Pada perkembangan berikutnya, tepatnya pada bulan April 2000, keredaksionalan Harian Sore Surabaya Post berganti lagi nama-namanya. Pemimpin umum/Pemred/Penanggung Jawab: Indra Jaya Azis, Wakil Pemimpin Umum: Syahrul Bakhtiar. Pelaksana Harian/Wapemred/Penanggung Jawa: Zainal Arifin Emka, dan Wakil Pemimpin Redaksinya dipegang: Sukemi dan Dja Welman Son Andries.
Redaktur Pelaksana: Caturahadi, Asisten Redaktur Pelaksananya: Budi Harminto dan Gatot Susanto.
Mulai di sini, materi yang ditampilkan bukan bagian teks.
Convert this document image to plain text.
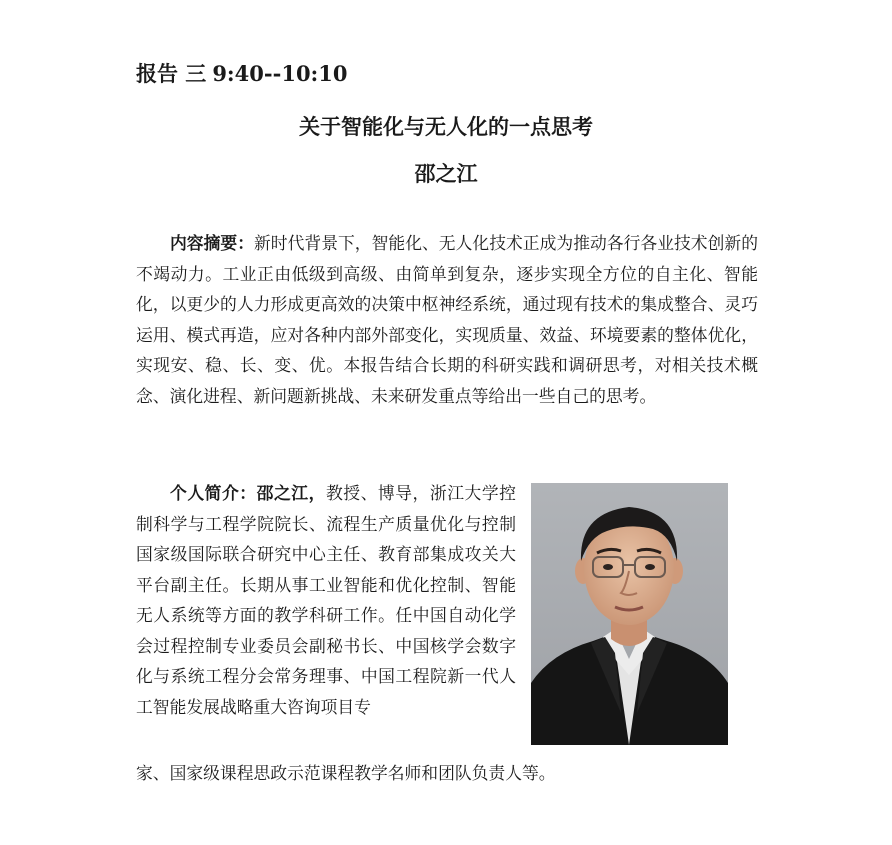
报告 三 9:40--10:10
关于智能化与无人化的一点思考
邵之江

内容摘要：新时代背景下，智能化、无人化技术正成为推动各行各业技术创新的不竭动力。工业正由低级到高级、由简单到复杂，逐步实现全方位的自主化、智能化，以更少的人力形成更高效的决策中枢神经系统，通过现有技术的集成整合、灵巧运用、模式再造，应对各种内部外部变化，实现质量、效益、环境要素的整体优化，实现安、稳、长、变、优。本报告结合长期的科研实践和调研思考，对相关技术概念、演化进程、新问题新挑战、未来研发重点等给出一些自己的思考。

个人简介：邵之江，教授、博导，浙江大学控制科学与工程学院院长、流程生产质量优化与控制国家级国际联合研究中心主任、教育部集成攻关大平台副主任。长期从事工业智能和优化控制、智能无人系统等方面的教学科研工作。任中国自动化学会过程控制专业委员会副秘书长、中国核学会数字化与系统工程分会常务理事、中国工程院新一代人工智能发展战略重大咨询项目专

家、国家级课程思政示范课程教学名师和团队负责人等。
Sedangkan redaktur dan wartawan-wartawan daerahnya, masih seperti ditempati oleh nama-nama orang tahun sebelumnya.
Seringnya pergantian nama-nama keredaksionalan Harian Sore Surabaya Post inilah, yang mencerminkan ketidakstabilan dalam pengelolaan dan manajemennya. Sehingga mulai tahun itu pula, Harian Sore Surabaya Post, kian tajam tiras/oplagnya di pasaran surat kabar Jawa Timur.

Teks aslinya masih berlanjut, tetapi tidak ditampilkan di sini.